IA : pourquoi suspendre les développements est une "mauvaise idée"
Le mois dernier, plus d'un millier de professionnels de l'IA et de l'IT, dont Steve Wozniak et Elon Musk, ont lancé un appel invoquant « des risques pour l'humanité » associés à l'intelligence artificielle (IA). Leur lettre ouverte invite à suspendre 6 mois durant la formation de systèmes d'IA plus puissants que GPT-4, le modèle de traitement du langage lancé mi-mars par OpenAI.
Une pause qui serait opérée par tous les acteurs clés. « Si une telle pause ne peut pas être mise en place rapidement, les gouvernements devraient intervenir et instituer un moratoire. »
Depuis, les sceptiques se font entendre. Yann LeCun, scientifique en chef pour l'IA chez Meta, et Andrew Ng, fondateur et CEO de DeepLearning.ai, en font partie. Les deux informaticiens et experts en IA expliquent leur point de vue dans une vidéo hébergée sur YouTube.
Il y aurait, selon eux, confusion entre la promotion d'un produit et la R&D.
« Quand nous parlons de GPT-4, ou de tout autre produit qu'OpenAI met en exergue actuellement, nous ne parlons pas de recherche et développement (R&D), mais de développement produit », a souligné Yann LeCun. « Ma première réaction à cela, c'est que demander de retarder la R&D équivaut à une nouvelle vague d'obscurantisme, essentiellement », a ajouté l'ingénieur français d'origine.
IA : réguler oui, mais sans freiner la R&D
Yann LeCun a poursuivi :
« Je suis favorable à la régulation des produits qui tombent entre les mains des gens.
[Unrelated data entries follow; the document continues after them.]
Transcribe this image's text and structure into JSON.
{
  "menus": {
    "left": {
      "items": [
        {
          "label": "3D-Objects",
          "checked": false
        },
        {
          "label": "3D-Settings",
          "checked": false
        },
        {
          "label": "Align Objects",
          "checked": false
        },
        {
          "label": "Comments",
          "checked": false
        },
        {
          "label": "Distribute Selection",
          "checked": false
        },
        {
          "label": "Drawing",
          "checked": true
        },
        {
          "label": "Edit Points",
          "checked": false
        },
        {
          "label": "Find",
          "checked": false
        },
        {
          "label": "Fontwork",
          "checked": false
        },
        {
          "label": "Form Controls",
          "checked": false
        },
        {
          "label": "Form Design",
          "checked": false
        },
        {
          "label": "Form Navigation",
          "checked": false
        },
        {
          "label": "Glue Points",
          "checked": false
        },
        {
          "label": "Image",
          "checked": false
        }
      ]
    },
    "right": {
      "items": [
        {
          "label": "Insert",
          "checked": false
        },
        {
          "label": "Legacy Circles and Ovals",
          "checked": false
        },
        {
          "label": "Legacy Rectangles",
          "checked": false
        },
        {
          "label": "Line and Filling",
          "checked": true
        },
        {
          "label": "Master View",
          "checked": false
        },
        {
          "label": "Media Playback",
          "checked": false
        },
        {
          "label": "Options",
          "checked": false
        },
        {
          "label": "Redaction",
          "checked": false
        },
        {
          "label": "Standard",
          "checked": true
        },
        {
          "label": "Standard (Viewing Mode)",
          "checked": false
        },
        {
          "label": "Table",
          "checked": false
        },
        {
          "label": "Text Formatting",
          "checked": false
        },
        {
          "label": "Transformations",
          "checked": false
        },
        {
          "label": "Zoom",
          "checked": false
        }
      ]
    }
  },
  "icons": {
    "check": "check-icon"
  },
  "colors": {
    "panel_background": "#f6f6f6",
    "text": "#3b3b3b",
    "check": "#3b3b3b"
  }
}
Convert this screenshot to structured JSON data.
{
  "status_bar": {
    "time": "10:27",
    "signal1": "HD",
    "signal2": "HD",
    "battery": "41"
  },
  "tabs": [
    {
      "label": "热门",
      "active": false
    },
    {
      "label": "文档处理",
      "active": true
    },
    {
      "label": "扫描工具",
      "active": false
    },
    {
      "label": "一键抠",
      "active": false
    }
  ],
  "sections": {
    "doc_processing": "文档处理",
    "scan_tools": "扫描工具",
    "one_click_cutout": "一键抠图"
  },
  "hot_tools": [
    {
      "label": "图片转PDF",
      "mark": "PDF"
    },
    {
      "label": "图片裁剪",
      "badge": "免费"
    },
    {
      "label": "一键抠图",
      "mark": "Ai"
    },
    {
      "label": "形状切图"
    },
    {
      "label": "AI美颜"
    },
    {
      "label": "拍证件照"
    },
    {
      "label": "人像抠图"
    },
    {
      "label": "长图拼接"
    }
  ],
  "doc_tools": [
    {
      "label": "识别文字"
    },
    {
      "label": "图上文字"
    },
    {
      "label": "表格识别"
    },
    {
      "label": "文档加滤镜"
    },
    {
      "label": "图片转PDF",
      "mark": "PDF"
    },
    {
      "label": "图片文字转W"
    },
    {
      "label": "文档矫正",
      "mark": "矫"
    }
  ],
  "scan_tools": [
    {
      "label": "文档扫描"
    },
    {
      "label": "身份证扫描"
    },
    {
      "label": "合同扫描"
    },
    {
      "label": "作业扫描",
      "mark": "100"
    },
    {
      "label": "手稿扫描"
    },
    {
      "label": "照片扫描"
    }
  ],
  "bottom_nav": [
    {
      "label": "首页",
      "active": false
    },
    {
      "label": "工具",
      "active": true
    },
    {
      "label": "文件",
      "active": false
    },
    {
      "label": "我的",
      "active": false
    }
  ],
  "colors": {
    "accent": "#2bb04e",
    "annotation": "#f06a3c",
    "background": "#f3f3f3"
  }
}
Mais, je ne vois pas l'intérêt de réglementer la R&D, je ne pense pas [que] réduire les connaissances que nous pourrions utiliser pour améliorer la technologie, la rende plus sûre. »
Et d'ajouter : « pourquoi ralentir les progrès de la connaissance et de la science ? »
Andrew Ng partage ce point de vue.
« Bien que l'IA présente aujourd'hui certains risques - tels que les biais, [les questions] d'équité et de concentration des pouvoirs qui sont de vrais problèmes - elle crée également une valeur réelle pour l'éducation, pour les soins de santé. » Elle apporte de « la valeur » à de nombreuses autres applications visant « à aider les gens », a déclaré l'informaticien.
Il a ajouté que la création d'un système plus performant que GPT-4 contribuerait à la réalisation de cet objectif. En revanche, interrompre ces progrès serait préjudiciable.
Lire aussi : OpenAI : réguler l'IA oui, mais...
L'intervention de Yann LeCun et Andrew Ng fait écho aux propos récents de Luc Julia, directeur scientifique de Renault et co-concepteur de l'assistant vocal Siri d'Apple. Celui-ci déclarait dans un entretien accordé au quotidien Les Echos que s'inquiéter de l'utilisation de l'IA est légitime. « Mais plutôt que de demander une pause dans le développement, on devrait demander une accélération de l'éducation », a souligné l'ingénieur franco-américain.
Luc Julia a également rappelé qu'Elon Musk, un des signataires de l'appel, a lui-même investi dans OpenAI lors de sa création en 2015, avant de laisser le champ libre à d'autres. Microsoft est ainsi entré en jeu en 2019 en annonçant son intention d'investir 1 Md$ dans OpenAI. Obtenir une pause permettrait donc à Elon Musk de tenter de « rattraper la compétition ».